Da leitura dos dispositivos em voga é possível extrair algumas interpretações:
a) As licitações instauradas e os contratos celebrados até 24 meses após a publicação da Lei (o que ocorreu em 01 de julho de 2016) submetem-se à legislação anterior, ou seja, as normas adotadas pelas estatais antes do advento da Lei 13.303/2016;
Essa foi a manifestação do Ministro do Tribunal de Contas da União, Vital do Rêgo, em comunicado específico sobre a Lei das Estatais:
“Por derradeiro, no que concerne ao direito intertemporal, cabe destacar que a Lei 13.303/2016 dispõe que permanecem regidos pela legislação anterior os procedimentos licitatórios e os contratos iniciados ou celebrados até o final do prazo de vinte e quatro meses contados do início da vigência do novo marco regulatório”.
b) A Lei entrou em vigor na data da sua publicação, nos termos do art. 97, antes reproduzido, de sorte que as licitações instauradas a partir de 01 de julho já devem seguir os procedimentos definidos na nova Lei. Nessa segunda interpretação, tem-se que as licitações e os contratos formalizados anteriormente ao advento da Lei submetem-se à legislação anterior no prazo máximo de até 24 meses, ou seja, o intuito da norma foi regulamentar as regras aplicáveis às licitações e contratos em curso.
c) Na sessão plenária do dia 6 de julho, o Ministro Vital do Rêgo fez comunicação na qual enumerou vários avanços promovidos pela nova Lei das Estatais (Lei nº 13.303/2016), sendo que na mesma sessão o Ministro Benjamin Zymler defendeu uma interpretação interessante acerca da aplicabilidade do novo regime jurídico. Com efeito, em vídeo divulgado no site do TCU, o aludido Ministro destaca que, em que pese o art. 91, § 3º, ter estabelecido que as licitações e os contratos formalizados até 24 meses após a publicação da Lei submetam-se à legislação anterior, sendo esse prazo máximo, deve-se exigir das estatais ação pró-ativa no sentido de implementar, o quanto antes, as modificações consignadas na norma. Assim, uma vez adequadas as normas e os procedimentos internos, não há mais que se cogitar da adoção da legislação anterior. Não se julga razoável, portanto, aguardar o prazo de 24 meses para a aplicabilidade do novo estatuto no que diz respeito às licitações e os contratos.
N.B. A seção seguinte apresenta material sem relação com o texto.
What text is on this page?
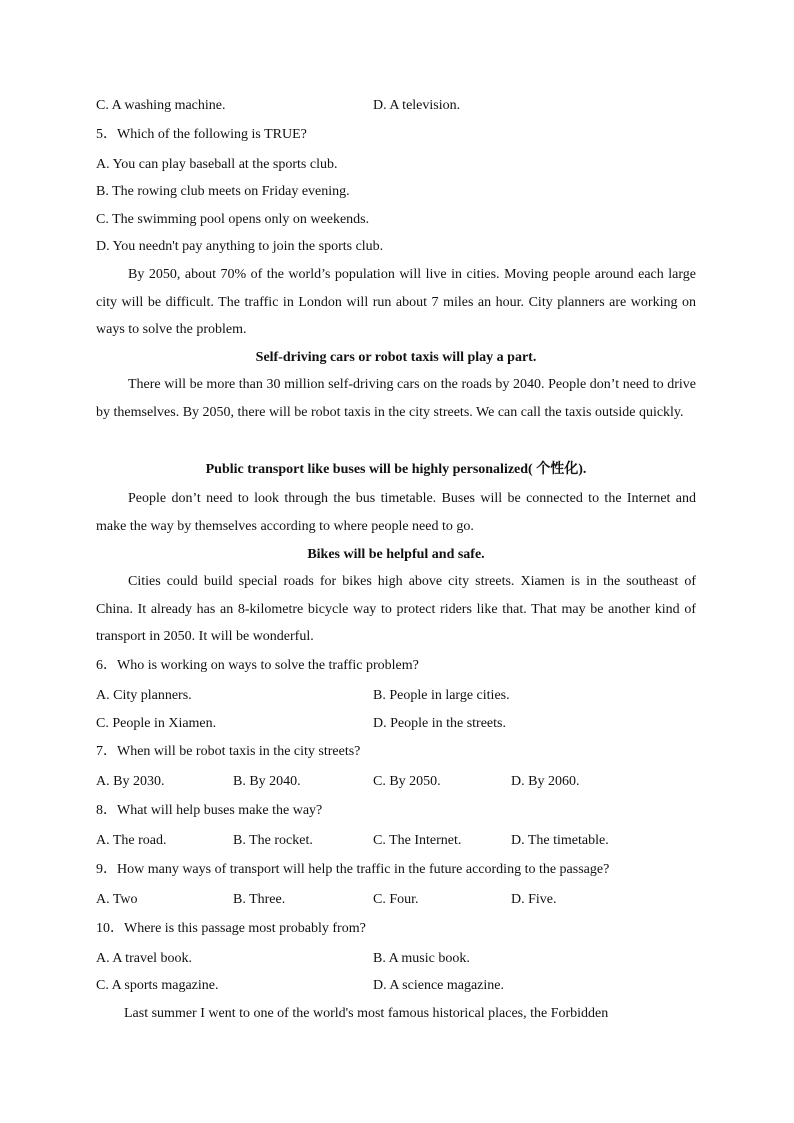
C. A washing machine.	D. A television.
5．Which of the following is TRUE?
A. You can play baseball at the sports club.
B. The rowing club meets on Friday evening.
C. The swimming pool opens only on weekends.
D. You needn't pay anything to join the sports club.
By 2050, about 70% of the world’s population will live in cities. Moving people around each large city will be difficult. The traffic in London will run about 7 miles an hour. City planners are working on ways to solve the problem.
Self-driving cars or robot taxis will play a part.
There will be more than 30 million self-driving cars on the roads by 2040. People don’t need to drive by themselves. By 2050, there will be robot taxis in the city streets. We can call the taxis outside quickly.
Public transport like buses will be highly personalized( 个性化).
People don’t need to look through the bus timetable. Buses will be connected to the Internet and make the way by themselves according to where people need to go.
Bikes will be helpful and safe.
Cities could build special roads for bikes high above city streets. Xiamen is in the southeast of China. It already has an 8-kilometre bicycle way to protect riders like that. That may be another kind of transport in 2050. It will be wonderful.
6．Who is working on ways to solve the traffic problem?
A. City planners.	B. People in large cities.
C. People in Xiamen.	D. People in the streets.
7．When will be robot taxis in the city streets?
A. By 2030.	B. By 2040.	C. By 2050.	D. By 2060.
8．What will help buses make the way?
A. The road.	B. The rocket.	C. The Internet.	D. The timetable.
9．How many ways of transport will help the traffic in the future according to the passage?
A. Two	B. Three.	C. Four.	D. Five.
10．Where is this passage most probably from?
A. A travel book.	B. A music book.
C. A sports magazine.	D. A science magazine.
Last summer I went to one of the world's most famous historical places, the Forbidden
Em face do exposto, é possível concluir que o tema é controverso e que o legislador perdeu a oportunidade de deixar clara sua real finalidade acerca da aplicabilidade imediata da norma.
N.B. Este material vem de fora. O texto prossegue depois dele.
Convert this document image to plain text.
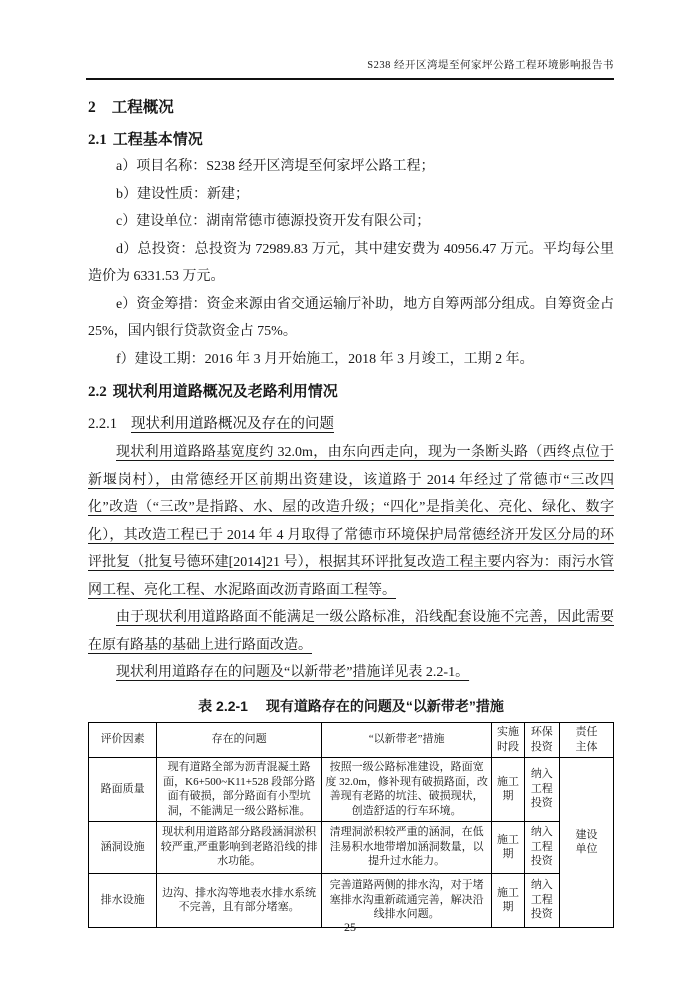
S238 经开区湾堤至何家坪公路工程环境影响报告书
2 工程概况
2.1 工程基本情况

a）项目名称：S238 经开区湾堤至何家坪公路工程；

b）建设性质：新建；

c）建设单位：湖南常德市德源投资开发有限公司；

d）总投资：总投资为 72989.83 万元，其中建安费为 40956.47 万元。平均每公里造价为 6331.53 万元。

e）资金筹措：资金来源由省交通运输厅补助，地方自筹两部分组成。自筹资金占25%，国内银行贷款资金占 75%。

f）建设工期：2016 年 3 月开始施工，2018 年 3 月竣工，工期 2 年。

2.2 现状利用道路概况及老路利用情况
2.2.1 现状利用道路概况及存在的问题

现状利用道路路基宽度约 32.0m，由东向西走向，现为一条断头路（西终点位于新堰岗村），由常德经开区前期出资建设，该道路于 2014 年经过了常德市“三改四化”改造（“三改”是指路、水、屋的改造升级；“四化”是指美化、亮化、绿化、数字化），其改造工程已于 2014 年 4 月取得了常德市环境保护局常德经济开发区分局的环评批复（批复号德环建[2014]21 号），根据其环评批复改造工程主要内容为：雨污水管网工程、亮化工程、水泥路面改沥青路面工程等。

由于现状利用道路路面不能满足一级公路标准，沿线配套设施不完善，因此需要在原有路基的基础上进行路面改造。

现状利用道路存在的问题及“以新带老”措施详见表 2.2-1。

表 2.2-1　 现有道路存在的问题及“以新带老”措施
评价因素	存在的问题	“以新带老”措施	实施时段	环保投资	责任主体
路面质量	现有道路全部为沥青混凝土路面，K6+500~K11+528 段部分路面有破损，部分路面有小型坑洞，不能满足一级公路标准。	按照一级公路标准建设，路面宽度 32.0m，修补现有破损路面，改善现有老路的坑洼、破损现状，创造舒适的行车环境。	施工期	纳入工程投资	建设单位
涵洞设施	现状利用道路部分路段涵洞淤积较严重,严重影响到老路沿线的排水功能。	清理洞淤积较严重的涵洞，在低洼易积水地带增加涵洞数量，以提升过水能力。	施工期	纳入工程投资	
排水设施	边沟、排水沟等地表水排水系统不完善，且有部分堵塞。	完善道路两侧的排水沟，对于堵塞排水沟重新疏通完善，解决沿线排水问题。	施工期	纳入工程投资	
25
Em nosso entender, a interpretação sistemática dos arts. 91 e 97 leva à conclusão de que a norma entrou em vigor na data da sua publicação e que o prazo de 24 meses tem por escopo regulamentar as licitações em curso e os contratos formalizados antes de 01 de julho. Em outras palavras, para evitar dúvidas quanto à necessidade de alterar os editais ou mesmo acerca da possibilidade de prorrogar contratos formalizados antes da publicação da Lei, o art. 91 contemplou a aplicabilidade da legislação anterior a esses processos pelo prazo de até 24 meses. Porém, as contratações iniciadas após 01 de julho de 2016 deverão seguir os procedimentos definidos na Lei 13.303/2016. Não se pode desconsiderar, porém, que o tema é polêmico e que a interpretação literal do art. 91, § 3º, induz à conclusão diversa.
O que nos parece claro, em face dos avanços contemplados no novo estatuto (se comparado com o regime jurídico anterior), é o dever das estatais de empreender esforços no sentido de adequar, o quanto antes, suas normas e procedimentos internos.